Hey guys this looked like a good thread, I just hooked up my Eheim 2217 today and the flow is HUGE! Many of my plants are bending over backwards which can't be healthy can it? I'm using one eheim with a HOB until my eheim gets cycled, then out goes the HOB. Do I need to move my plants? Angle the bar towards the back wall, or something else enitirely?
Thanks,


----------



## iliketogolf (Feb 7, 2010)

killaguppy said:


> Have you looked at the Do!Aqua Poppy glass pipe?


I never heard of such thing till now. How effective is it and can I assume it won't cause CO2 to escape?

I did reverse my spraybars last night and that seemed fairly effective. My only concern was breaking the water surface because the flow hits that wall pretty hard.


----------



## zavikan (Jan 5, 2009)

pianofish said:


> I just hooked up my Eheim 2217 today and the flow is HUGE! Many of my plants are bending over backwards which can't be healthy can it?
> Thanks,


Your sig says your on a 75 Gal tank too....a single 2217 on a 75 and its creating massive flow? 
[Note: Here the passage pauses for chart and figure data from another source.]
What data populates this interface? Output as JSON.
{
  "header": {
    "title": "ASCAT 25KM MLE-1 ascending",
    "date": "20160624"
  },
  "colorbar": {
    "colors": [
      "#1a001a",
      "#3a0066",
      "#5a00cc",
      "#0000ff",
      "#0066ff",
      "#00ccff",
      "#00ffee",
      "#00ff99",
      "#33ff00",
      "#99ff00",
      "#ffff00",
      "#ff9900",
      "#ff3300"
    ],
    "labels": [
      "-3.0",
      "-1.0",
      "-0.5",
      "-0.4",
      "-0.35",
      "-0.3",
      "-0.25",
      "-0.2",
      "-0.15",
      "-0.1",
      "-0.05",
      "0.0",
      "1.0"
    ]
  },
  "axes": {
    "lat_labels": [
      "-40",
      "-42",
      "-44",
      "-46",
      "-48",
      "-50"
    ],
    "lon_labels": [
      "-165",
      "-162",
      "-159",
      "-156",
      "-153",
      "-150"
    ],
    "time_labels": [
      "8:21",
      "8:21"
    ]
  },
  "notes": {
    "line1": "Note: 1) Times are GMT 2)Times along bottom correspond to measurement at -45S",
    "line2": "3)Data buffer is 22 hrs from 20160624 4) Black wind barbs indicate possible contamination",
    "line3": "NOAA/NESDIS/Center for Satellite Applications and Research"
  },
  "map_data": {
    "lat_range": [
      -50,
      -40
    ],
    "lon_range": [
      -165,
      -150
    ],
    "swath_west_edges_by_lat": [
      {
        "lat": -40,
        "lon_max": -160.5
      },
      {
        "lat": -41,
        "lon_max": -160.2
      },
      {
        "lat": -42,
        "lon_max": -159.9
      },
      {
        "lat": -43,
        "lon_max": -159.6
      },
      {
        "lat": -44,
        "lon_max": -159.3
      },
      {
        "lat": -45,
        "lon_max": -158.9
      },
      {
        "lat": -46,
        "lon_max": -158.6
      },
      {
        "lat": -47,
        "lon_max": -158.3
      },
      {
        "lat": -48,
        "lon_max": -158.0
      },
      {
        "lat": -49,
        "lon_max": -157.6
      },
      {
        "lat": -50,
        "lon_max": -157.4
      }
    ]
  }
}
I am running a 2217 on a 38 gal tank and I would call it 'acceptable' flow. not OMG BEST FLOW EVER.....I got rid of the spray bar and went with their version of lily pipes which gives a cleaner look and increased my flow (yay, double plus!)


As to running 2 on a 75, I would think that would be just right...instead of pointing them at the walls, try enlarging the holes on the spray bar. just bit by bit. Its like putting your finger on a hose, the water pressure forces the flow by fast. If you make the holes larger, your taking your finger off the hose a little bit, slowing it down a little bit. very customizable.


----------



## pianofish (Jan 31, 2010)

Ah I see! thanks, will have to try that.


----------